Cold night doesn’t compare to hot meal

Published 8:27 pm Thursday, April 16, 2009

There are certain privileges that come with being the editor of a newspaper. Often times you get to pick and choose the stories you write and the events you cover.

Such a decision came the other night when I asked sports editor Stephen Dawkins to let me cover the county baseball championship game between Thorsby and Jemison. To me, it was a decision based on nostalgia and one I thought would benefit Stephen.

The other choice was covering the Chilton Auburn Club’s presentation of the Unsung Hero award to former Auburn head coach Tommy Tuberville. Not only did the event offer an opportunity to meet the coach but also included what I would assume was a delicious steak dinner. In short, I felt Stephen would appreciate the dinner more.

He did.

Two times in my career, I worked as sports writer, covering baseball games at points throughout the state.
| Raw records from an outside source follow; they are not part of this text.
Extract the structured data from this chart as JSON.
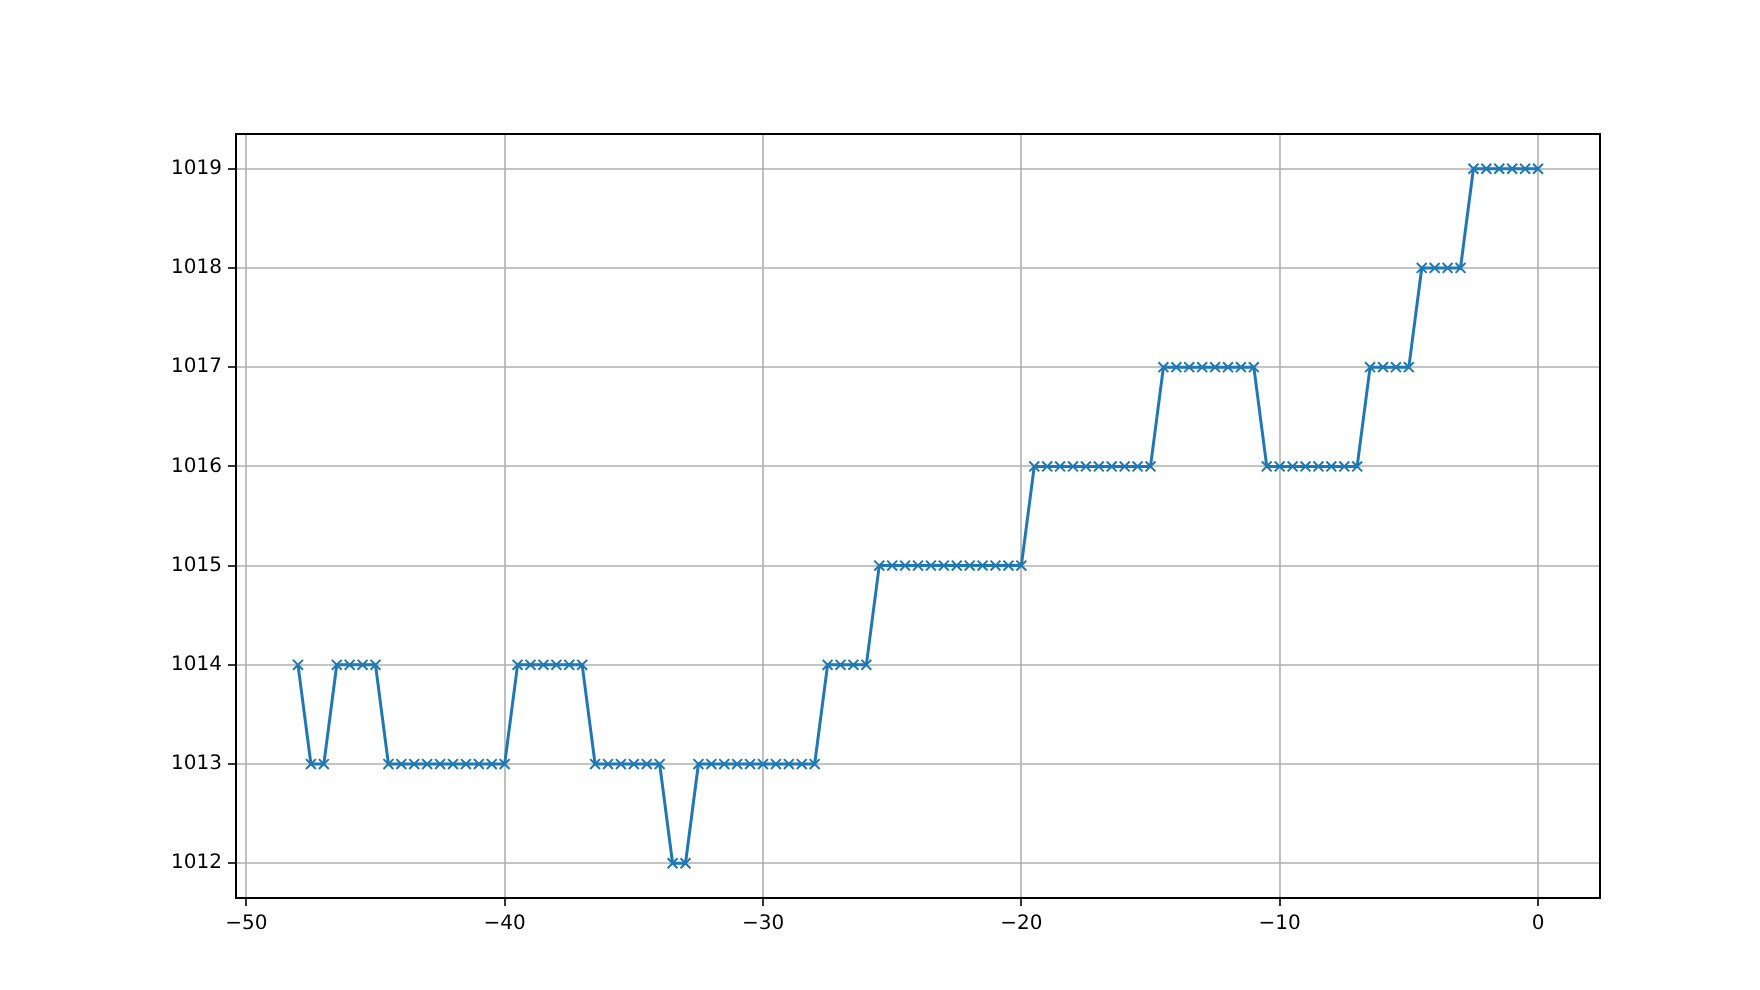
{
  "chart_data": {
    "type": "line",
    "x": [
      -48,
      -47.5,
      -47,
      -46.5,
      -46,
      -45.5,
      -45,
      -44.5,
      -44,
      -43.5,
      -43,
      -42.5,
      -42,
      -41.5,
      -41,
      -40.5,
      -40,
      -39.5,
      -39,
      -38.5,
      -38,
      -37.5,
      -37,
      -36.5,
      -36,
      -35.5,
      -35,
      -34.5,
      -34,
      -33.5,
      -33,
      -32.5,
      -32,
      -31.5,
      -31,
      -30.5,
      -30,
      -29.5,
      -29,
      -28.5,
      -28,
      -27.5,
      -27,
      -26.5,
      -26,
      -25.5,
      -25,
      -24.5,
      -24,
      -23.5,
      -23,
      -22.5,
      -22,
      -21.5,
      -21,
      -20.5,
      -20,
      -19.5,
      -19,
      -18.5,
      -18,
      -17.5,
      -17,
      -16.5,
      -16,
      -15.5,
      -15,
      -14.5,
      -14,
      -13.5,
      -13,
      -12.5,
      -12,
      -11.5,
      -11,
      -10.5,
      -10,
      -9.5,
      -9,
      -8.5,
      -8,
      -7.5,
      -7,
      -6.5,
      -6,
      -5.5,
      -5,
      -4.5,
      -4,
      -3.5,
      -3,
      -2.5,
      -2,
      -1.5,
      -1,
      -0.5,
      0
    ],
    "series": [
      {
        "color": "#1f77b4",
        "values": [
          1014,
          1013,
          1013,
          1014,
          1014,
          1014,
          1014,
          1013,
          1013,
          1013,
          1013,
          1013,
          1013,
          1013,
          1013,
          1013,
          1013,
          1014,
          1014,
          1014,
          1014,
          1014,
          1014,
          1013,
          1013,
          1013,
          1013,
          1013,
          1013,
          1012,
          1012,
          1013,
          1013,
          1013,
          1013,
          1013,
          1013,
          1013,
          1013,
          1013,
          1013,
          1014,
          1014,
          1014,
          1014,
          1015,
          1015,
          1015,
          1015,
          1015,
          1015,
          1015,
          1015,
          1015,
          1015,
          1015,
          1015,
          1016,
          1016,
          1016,
          1016,
          1016,
          1016,
          1016,
          1016,
          1016,
          1016,
          1017,
          1017,
          1017,
          1017,
          1017,
          1017,
          1017,
          1017,
          1016,
          1016,
          1016,
          1016,
          1016,
          1016,
          1016,
          1016,
          1017,
          1017,
          1017,
          1017,
          1018,
          1018,
          1018,
          1018,
          1019,
          1019,
          1019,
          1019,
          1019,
          1019
        ]
      }
    ],
    "xlim": [
      -50.4,
      2.4
    ],
    "xticks": [
      -50,
      -40,
      -30,
      -20,
      -10,
      0
    ],
    "ylim": [
      1011.65,
      1019.35
    ],
    "yticks": [
      1012,
      1013,
      1014,
      1015,
      1016,
      1017,
      1018,
      1019
    ],
    "grid": true,
    "marker": "cross",
    "line_style": "solid"
  }
}
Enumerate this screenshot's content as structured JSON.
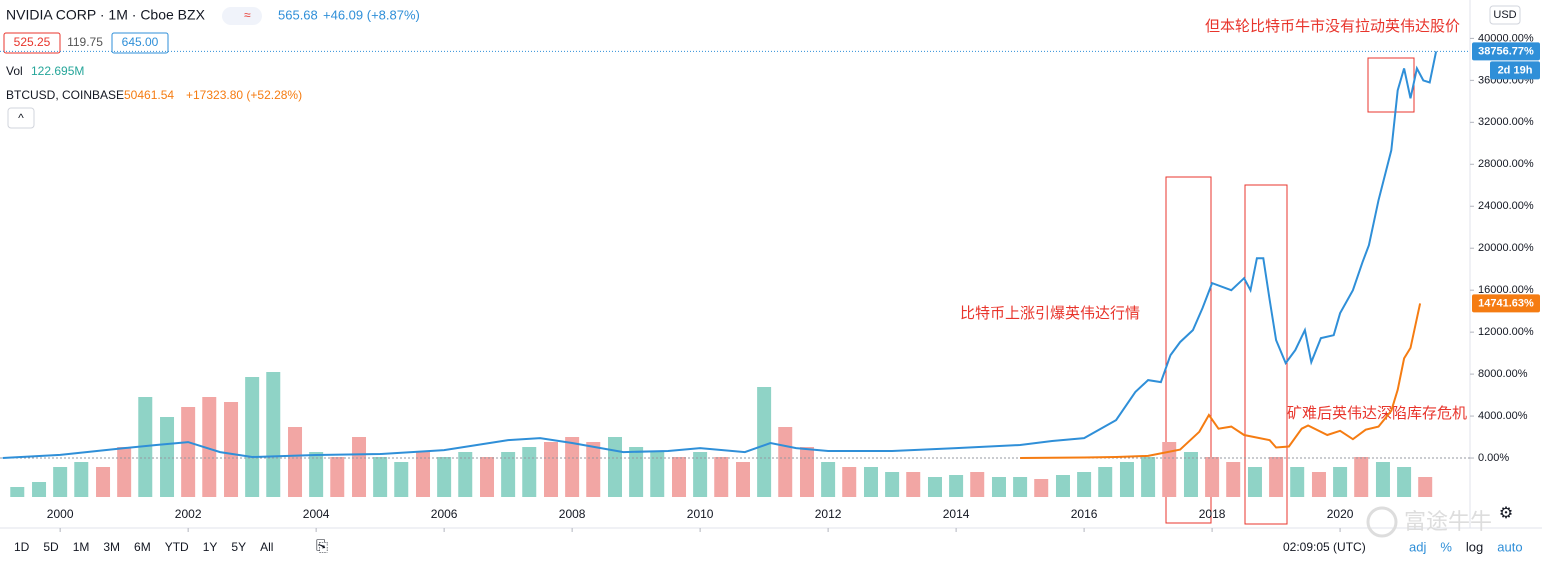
{
  "chart_data": {
    "type": "line",
    "header": {
      "symbol": "NVIDIA CORP · 1M · Cboe BZX",
      "badge": "≈",
      "price": "565.68",
      "change": "+46.09 (+8.87%)",
      "bid": "525.25",
      "spread": "119.75",
      "ask": "645.00",
      "vol_label": "Vol",
      "vol_value": "122.695M",
      "compare_symbol": "BTCUSD, COINBASE",
      "compare_price": "50461.54",
      "compare_change": "+17323.80 (+52.28%)",
      "currency": "USD",
      "collapse": "^"
    },
    "annotations": [
      "但本轮比特币牛市没有拉动英伟达股价",
      "比特币上涨引爆英伟达行情",
      "矿难后英伟达深陷库存危机"
    ],
    "countdown": "2d 19h",
    "xlim": [
      1999.06,
      2022.03
    ],
    "xticks": [
      2000,
      2002,
      2004,
      2006,
      2008,
      2010,
      2012,
      2014,
      2016,
      2018,
      2020
    ],
    "ylim": [
      -4000,
      40800
    ],
    "yticks": [
      {
        "value": 0,
        "label": "0.00%"
      },
      {
        "value": 4000,
        "label": "4000.00%"
      },
      {
        "value": 8000,
        "label": "8000.00%"
      },
      {
        "value": 12000,
        "label": "12000.00%"
      },
      {
        "value": 16000,
        "label": "16000.00%"
      },
      {
        "value": 20000,
        "label": "20000.00%"
      },
      {
        "value": 24000,
        "label": "24000.00%"
      },
      {
        "value": 28000,
        "label": "28000.00%"
      },
      {
        "value": 32000,
        "label": "32000.00%"
      },
      {
        "value": 36000,
        "label": "36000.00%"
      },
      {
        "value": 40000,
        "label": "40000.00%"
      }
    ],
    "grid": false,
    "series": [
      {
        "name": "NVIDIA CORP",
        "color": "#2f8fd8",
        "last_label": "38756.77%",
        "x": [
          1999.1,
          2000,
          2001,
          2001.5,
          2002,
          2002.5,
          2003,
          2004,
          2005,
          2006,
          2007,
          2007.5,
          2008,
          2008.8,
          2009.5,
          2010,
          2010.7,
          2011.1,
          2011.5,
          2012,
          2013,
          2014,
          2015,
          2015.5,
          2016,
          2016.5,
          2016.8,
          2017,
          2017.2,
          2017.35,
          2017.5,
          2017.7,
          2017.85,
          2018,
          2018.3,
          2018.5,
          2018.6,
          2018.7,
          2018.8,
          2018.9,
          2019,
          2019.15,
          2019.3,
          2019.45,
          2019.55,
          2019.7,
          2019.9,
          2020,
          2020.2,
          2020.35,
          2020.45,
          2020.6,
          2020.8,
          2020.9,
          2021,
          2021.1,
          2021.2,
          2021.3,
          2021.4,
          2021.5
        ],
        "values": [
          0,
          300,
          950,
          1240,
          1520,
          570,
          100,
          290,
          380,
          760,
          1710,
          1900,
          1430,
          570,
          670,
          950,
          570,
          1430,
          950,
          670,
          670,
          950,
          1240,
          1620,
          1900,
          3620,
          6290,
          7430,
          7240,
          9810,
          11050,
          12190,
          14290,
          16670,
          16000,
          17140,
          16000,
          19050,
          19050,
          15050,
          11240,
          9050,
          10290,
          12190,
          9140,
          11430,
          11710,
          13810,
          16000,
          18670,
          20290,
          24570,
          29330,
          35050,
          37140,
          34290,
          37140,
          36000,
          35800,
          38756.77
        ]
      },
      {
        "name": "BTCUSD, COINBASE",
        "color": "#f57c12",
        "last_label": "14741.63%",
        "x": [
          2015,
          2016,
          2016.5,
          2017,
          2017.5,
          2017.8,
          2017.95,
          2018.1,
          2018.3,
          2018.5,
          2018.9,
          2019,
          2019.2,
          2019.4,
          2019.5,
          2019.8,
          2020,
          2020.2,
          2020.4,
          2020.6,
          2020.8,
          2020.9,
          2021,
          2021.1,
          2021.25
        ],
        "values": [
          0,
          50,
          100,
          200,
          800,
          2500,
          4100,
          2800,
          3000,
          2200,
          1700,
          1000,
          1100,
          2800,
          3100,
          2200,
          2600,
          1800,
          2700,
          3000,
          4500,
          6500,
          9500,
          10500,
          14741.63
        ]
      }
    ],
    "volume": {
      "name": "Vol",
      "vollim": [
        0,
        600
      ],
      "x": [
        1999.33,
        1999.67,
        2000,
        2000.33,
        2000.67,
        2001,
        2001.33,
        2001.67,
        2002,
        2002.33,
        2002.67,
        2003,
        2003.33,
        2003.67,
        2004,
        2004.33,
        2004.67,
        2005,
        2005.33,
        2005.67,
        2006,
        2006.33,
        2006.67,
        2007,
        2007.33,
        2007.67,
        2008,
        2008.33,
        2008.67,
        2009,
        2009.33,
        2009.67,
        2010,
        2010.33,
        2010.67,
        2011,
        2011.33,
        2011.67,
        2012,
        2012.33,
        2012.67,
        2013,
        2013.33,
        2013.67,
        2014,
        2014.33,
        2014.67,
        2015,
        2015.33,
        2015.67,
        2016,
        2016.33,
        2016.67,
        2017,
        2017.33,
        2017.67,
        2018,
        2018.33,
        2018.67,
        2019,
        2019.33,
        2019.67,
        2020,
        2020.33,
        2020.67,
        2021,
        2021.33
      ],
      "values": [
        40,
        60,
        120,
        140,
        120,
        200,
        400,
        320,
        360,
        400,
        380,
        480,
        500,
        280,
        180,
        160,
        240,
        160,
        140,
        180,
        160,
        180,
        160,
        180,
        200,
        220,
        240,
        220,
        240,
        200,
        180,
        160,
        180,
        160,
        140,
        440,
        280,
        200,
        140,
        120,
        120,
        100,
        100,
        80,
        88,
        100,
        80,
        80,
        72,
        88,
        100,
        120,
        140,
        160,
        220,
        180,
        160,
        140,
        120,
        160,
        120,
        100,
        120,
        160,
        140,
        120,
        80
      ],
      "colors": [
        "#8fd3c6",
        "#8fd3c6",
        "#8fd3c6",
        "#8fd3c6",
        "#f2a6a4",
        "#f2a6a4",
        "#8fd3c6",
        "#8fd3c6",
        "#f2a6a4",
        "#f2a6a4",
        "#f2a6a4",
        "#8fd3c6",
        "#8fd3c6",
        "#f2a6a4",
        "#8fd3c6",
        "#f2a6a4",
        "#f2a6a4",
        "#8fd3c6",
        "#8fd3c6",
        "#f2a6a4",
        "#8fd3c6",
        "#8fd3c6",
        "#f2a6a4",
        "#8fd3c6",
        "#8fd3c6",
        "#f2a6a4",
        "#f2a6a4",
        "#f2a6a4",
        "#8fd3c6",
        "#8fd3c6",
        "#8fd3c6",
        "#f2a6a4",
        "#8fd3c6",
        "#f2a6a4",
        "#f2a6a4",
        "#8fd3c6",
        "#f2a6a4",
        "#f2a6a4",
        "#8fd3c6",
        "#f2a6a4",
        "#8fd3c6",
        "#8fd3c6",
        "#f2a6a4",
        "#8fd3c6",
        "#8fd3c6",
        "#f2a6a4",
        "#8fd3c6",
        "#8fd3c6",
        "#f2a6a4",
        "#8fd3c6",
        "#8fd3c6",
        "#8fd3c6",
        "#8fd3c6",
        "#8fd3c6",
        "#f2a6a4",
        "#8fd3c6",
        "#f2a6a4",
        "#f2a6a4",
        "#8fd3c6",
        "#f2a6a4",
        "#8fd3c6",
        "#f2a6a4",
        "#8fd3c6",
        "#f2a6a4",
        "#8fd3c6",
        "#8fd3c6",
        "#f2a6a4"
      ]
    },
    "toolbar": {
      "ranges": [
        "1D",
        "5D",
        "1M",
        "3M",
        "6M",
        "YTD",
        "1Y",
        "5Y",
        "All"
      ],
      "clock": "02:09:05 (UTC)",
      "options": [
        "adj",
        "%",
        "log",
        "auto"
      ],
      "watermark": "富途牛牛"
    }
  }
}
These games had always been fantastic, offering a chance to enjoy a game that I love and, as a bonus, they are often played during the prettiest times of the year.

Unlike football, that starts on hot, steamy Friday nights in August and ends in bone-chilling nights in November, baseball is often played in warm days and comfortable nights.

No such luck Monday night.

By the time I looked at my phone in the bottom of the sixth inning, with Thorsby leading 5-2, and seeing that the temperature was a balmy 46 degrees, I had officially lost feeling in my nose, both ears and my left kneecap.

Simply, I was cold, real cold.

I looked around and noticed those in attendance bundled up in blankets, heavy coats, winter hats and even some in full-body sleeping bags.

Let me remind everyone that it is April, mid-April, and baseball games played in 40-degree weather is simply un-American.

This only goes to prove the privilege mentioned above in picking my assignments is something I should put a little more thought into.